Survivors describe scene
Passenger Jodie Wickett, a nurse, told CNN she was seated on one train, sending text messages on her phone, when she felt the impact. She said she sent a message to someone that it felt like the train had hit a bump.
"From that point on, it happened so fast, I flew out of the seat and hit my head." Wickett said she stayed at the scene and tried to help. She said "people are just in very bad shape."
"The people that were hurt, the ones that could speak, were calling back as we called out to them," she said. "Lots of people were upset and crying, but there were no screams."
One man said he was riding a bicycle across a bridge over the Metro tracks when the sound of the crash got his attention.
"I didn't see any panic," Barry Student said. "The whole situation was so surreal."
At Howard University Hospital, Dr. Johnnie Ford, an emergency room doctor, said a 14-year-old girl suffered two broken legs in the accident. A 20-year-old male patient "looked like he had been tumbled around quite a bit, bumps and bruises from head to toe," Ford said.
Homeland Security Department spokeswoman Amy Kudwa said less than two hours after the crash that federal authorities had no indication of any terrorism connection.
Third major crash in recent months
Monday's crash was the third major subway or commuter rail crash in a big city in the past nine months. In the earlier accidents:
- In September 2008, a commuter rail train and a freight train crashed in Los Angeles, killing 25 people. The crash was blamed on an engineer on the commuter rail sending text messages on a cell phone.
- Last month about 50 people were injured in Boston when one trolley rear-ended another. The conductor admitted to sending a text message when the crash occurred.
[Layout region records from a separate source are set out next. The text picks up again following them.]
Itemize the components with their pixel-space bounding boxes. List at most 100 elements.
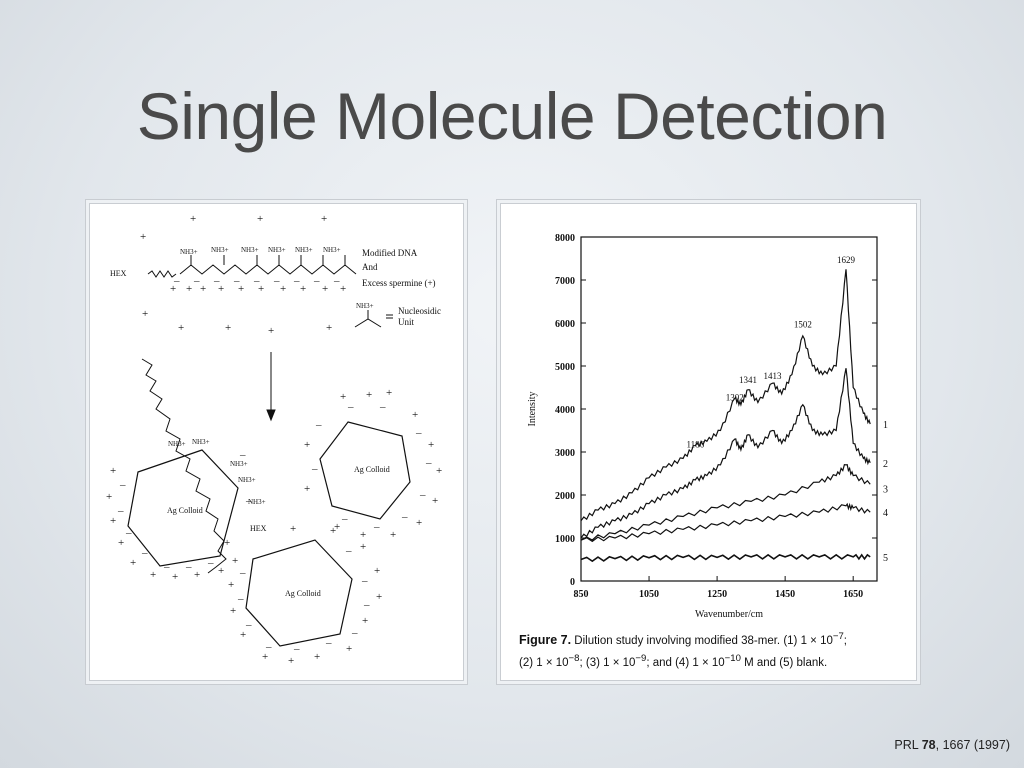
positive-charge: + [300,283,306,295]
svg-text:NH3+: NH3+ [323,246,341,254]
positive-charge: + [346,643,352,655]
negative-charge: – [401,511,408,523]
positive-charge: + [386,387,392,399]
positive-charge: + [170,283,176,295]
svg-text:NH3+: NH3+ [180,248,198,256]
svg-text:NH3+: NH3+ [268,246,286,254]
svg-text:NH3+: NH3+ [248,498,266,506]
y-tick-label: 1000 [555,534,575,545]
svg-text:NH3+: NH3+ [168,440,186,448]
svg-text:Ag Colloid: Ag Colloid [285,589,321,598]
positive-charge: + [218,565,224,577]
negative-charge: – [237,593,244,605]
positive-charge: + [330,525,336,537]
positive-charge: + [150,569,156,581]
x-tick-label: 1050 [639,589,659,600]
positive-charge: + [232,555,238,567]
svg-text:NH3+: NH3+ [356,302,374,310]
positive-charge: + [268,325,274,337]
svg-text:Nucleosidic: Nucleosidic [398,306,441,316]
ag-colloid-2 [319,421,411,520]
positive-charge: + [257,213,263,225]
negative-charge: – [173,275,180,287]
negative-charge: – [265,641,272,653]
positive-charge: + [200,283,206,295]
positive-charge: + [110,515,116,527]
negative-charge: – [293,643,300,655]
svg-text:And: And [362,262,378,272]
negative-charge: – [419,489,426,501]
svg-text:NH3+: NH3+ [241,246,259,254]
citation: PRL 78, 1667 (1997) [894,738,1010,752]
negative-charge: – [239,449,246,461]
schematic-panel: HEX NH3+ NH3+ NH3+ NH3+ NH3+ NH3+ Modifi… [89,203,464,681]
y-tick-label: 3000 [555,448,575,459]
svg-text:Unit: Unit [398,317,415,327]
negative-charge: – [141,547,148,559]
peak-label: 1502 [794,319,812,329]
peak-label: 1302 [726,392,744,402]
positive-charge: + [230,605,236,617]
negative-charge: – [315,419,322,431]
positive-charge: + [334,521,340,533]
positive-charge: + [186,283,192,295]
positive-charge: + [110,465,116,477]
positive-charge: + [178,322,184,334]
positive-charge: + [290,523,296,535]
ag-colloid-3 [245,539,353,647]
peak-label: 1629 [837,255,856,265]
negative-charge: – [273,275,280,287]
y-tick-label: 0 [570,577,575,588]
y-tick-label: 6000 [555,319,575,330]
caption-line-2a: (2) 1 × 10 [519,656,569,669]
negative-charge: – [193,275,200,287]
positive-charge: + [288,655,294,667]
positive-charge: + [304,439,310,451]
x-tick-label: 850 [574,589,589,600]
x-tick-label: 1650 [843,589,863,600]
negative-charge: – [425,457,432,469]
negative-charge: – [293,275,300,287]
peak-label: 1186 [686,440,704,450]
y-tick-label: 7000 [555,276,575,287]
x-tick-label: 1250 [707,589,727,600]
positive-charge: + [412,409,418,421]
negative-charge: – [351,627,358,639]
svg-text:NH3+: NH3+ [230,460,248,468]
negative-charge: – [207,557,214,569]
negative-charge: – [313,275,320,287]
negative-charge: – [361,575,368,587]
positive-charge: + [190,213,196,225]
negative-charge: – [125,527,132,539]
y-tick-label: 8000 [555,233,575,244]
svg-text:NH3+: NH3+ [295,246,313,254]
positive-charge: + [322,283,328,295]
positive-charge: + [416,517,422,529]
dna-colloid-schematic: HEX NH3+ NH3+ NH3+ NH3+ NH3+ NH3+ Modifi… [106,213,442,667]
positive-charge: + [218,283,224,295]
figure-caption: Figure 7. Dilution study involving modif… [519,631,847,669]
series-line-1 [580,269,871,522]
negative-charge: – [245,619,252,631]
positive-charge: + [118,537,124,549]
positive-charge: + [321,213,327,225]
negative-charge: – [253,275,260,287]
positive-charge: + [194,569,200,581]
y-axis-label: Intensity [527,392,538,427]
negative-charge: – [245,495,252,507]
positive-charge: + [240,629,246,641]
svg-text:NH3+: NH3+ [238,476,256,484]
positive-charge: + [432,495,438,507]
svg-text:Ag Colloid: Ag Colloid [167,506,203,515]
negative-charge: – [345,545,352,557]
series-line-2 [580,368,871,539]
negative-charge: – [347,401,354,413]
slide-title: Single Molecule Detection [136,79,888,153]
positive-charge: + [172,571,178,583]
svg-text:Ag Colloid: Ag Colloid [354,465,390,474]
svg-text:NH3+: NH3+ [211,246,229,254]
x-axis-label: Wavenumber/cm [695,609,763,620]
positive-charge: + [258,283,264,295]
positive-charge: + [360,541,366,553]
positive-charge: + [142,308,148,320]
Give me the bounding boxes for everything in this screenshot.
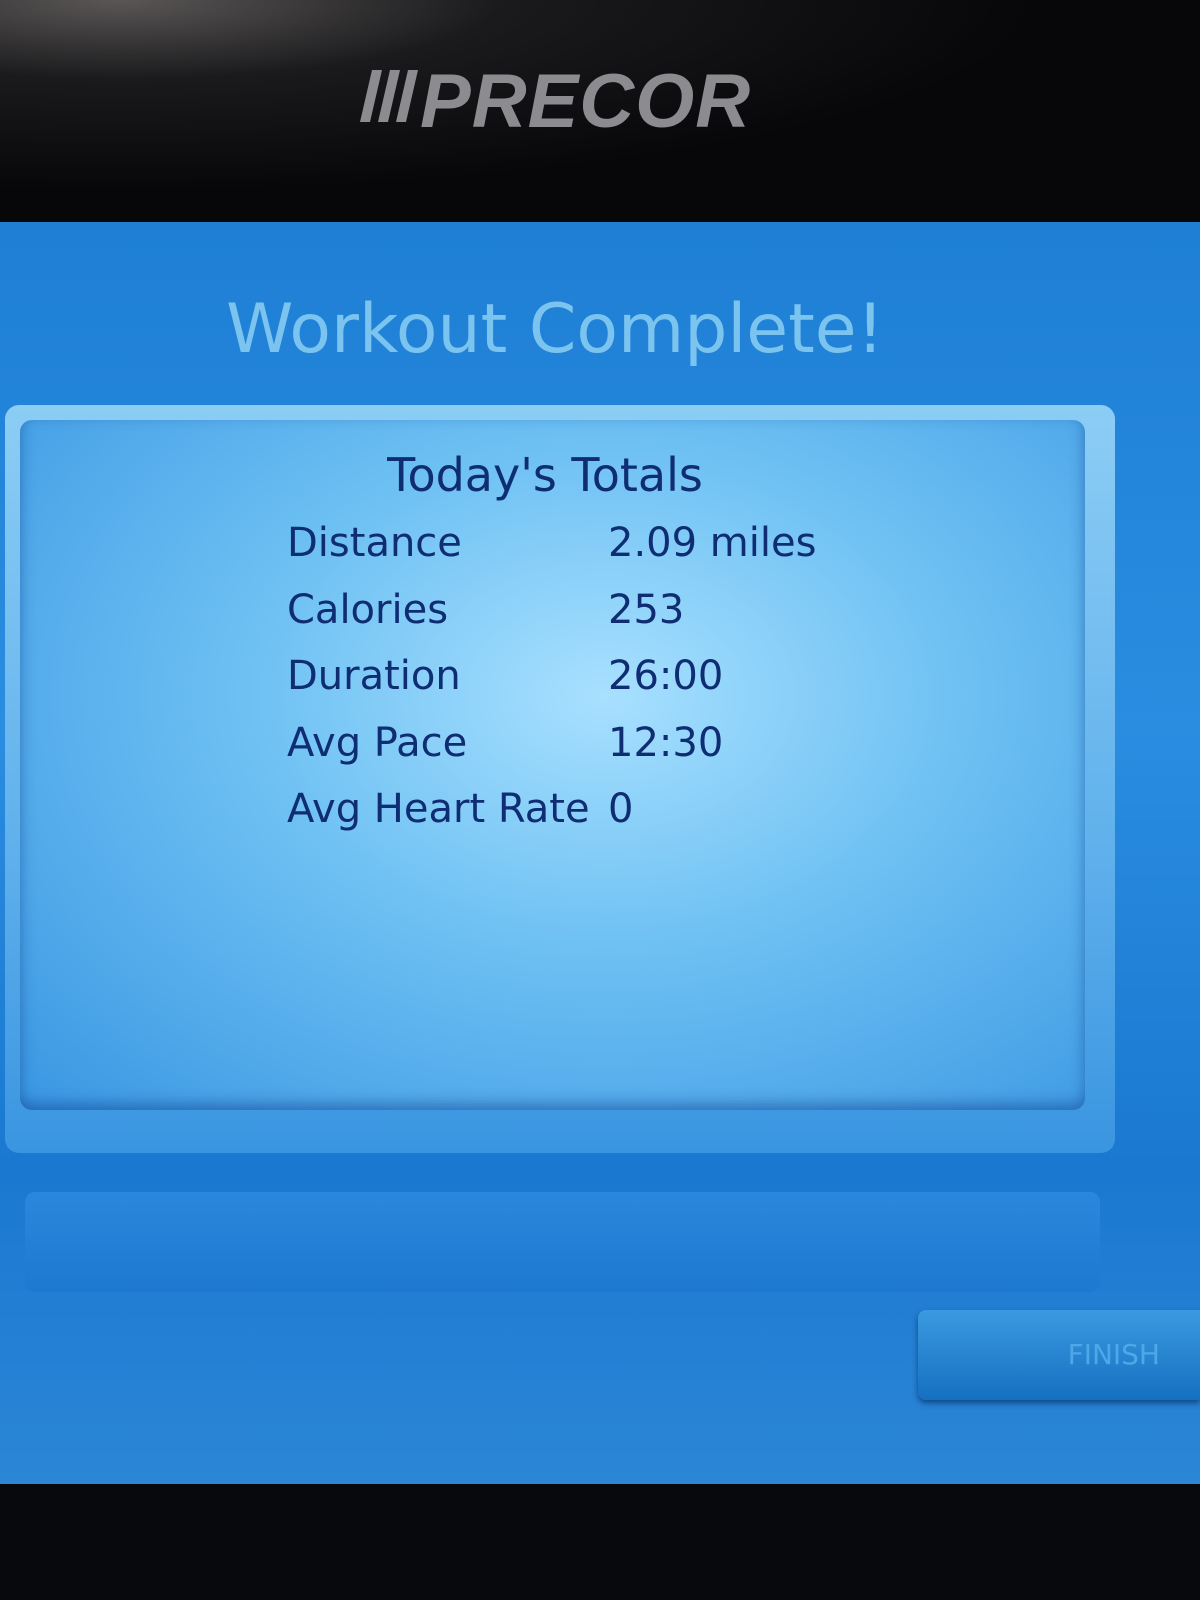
row-value: 12:30 [608,719,724,766]
finish-button[interactable]: FINISH [918,1310,1200,1400]
row-value: 253 [608,586,685,633]
row-label: Distance [287,520,462,566]
row-label: Calories [287,586,449,633]
logo-mark [360,70,418,122]
totals-panel [20,420,1085,1110]
row-label: Avg Pace [287,719,468,766]
panel-title: Today's Totals [387,448,703,502]
row-label: Duration [287,653,461,699]
brand-logo: PRECOR [420,59,752,144]
screen-title: Workout Complete! [226,290,884,369]
row-label: Avg Heart Rate [287,786,590,832]
lower-bar [25,1192,1100,1292]
bottom-bezel [0,1484,1200,1600]
top-bezel: PRECOR [0,0,1200,225]
row-value: 26:00 [608,653,724,699]
row-value: 0 [608,786,634,832]
row-value: 2.09 miles [608,520,817,566]
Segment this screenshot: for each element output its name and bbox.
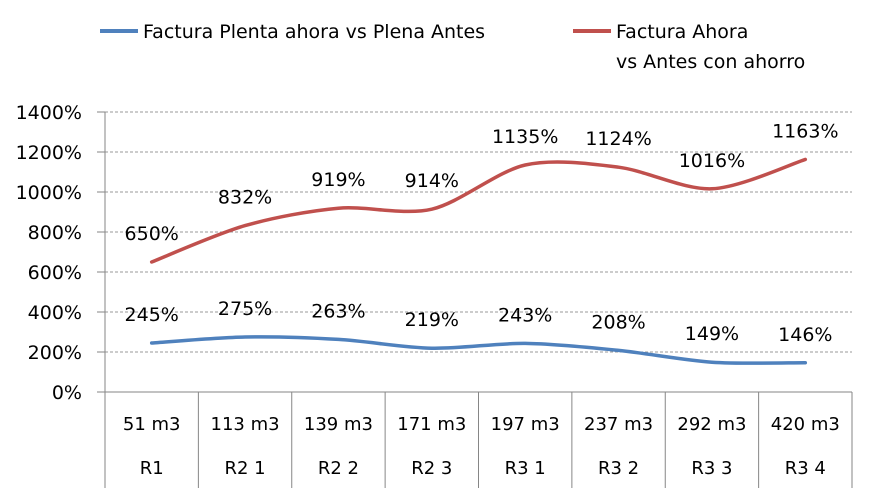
data-label: 275%: [218, 298, 272, 320]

No reason was given for the Washington crash, but some safety experts are concerned about the recent increase.
"I'm not sure if everyone in the safety system is paying the proper attention that needs to be paid," said Barry Sweedler, a San Francisco-based safety consultant and former investigator and manager at the NTSB. "These things shouldn't be happening."
However, Robert Lauby, a former NTSB rail investigator, said the increase in accidents could well be mere coincidence.
"Just because you had them doesn't mean there's a specific issue that caused them," Lauby said.
The only other fatal crash in the Metro subway system occurred Jan. 13, 1982, when three people died as a result of a derailment. That was a day of disaster in the capital: Shortly before the subway crash, an Air Florida plane slammed into the 14th Street Bridge immediately after takeoff from Washington National Airport. The plane crash, during a severe snowstorm, killed 78 people.
In January 2007, a subway train derailed in downtown Washington, sending 20 people to the hospital and prompting the rescue of 60 others from the tunnel. In November 2006, two Metro track workers were struck and killed by an out-of-service train. An investigation found that the train operator failed to follow safety procedures. Another Metro worker was struck and killed in May 2006.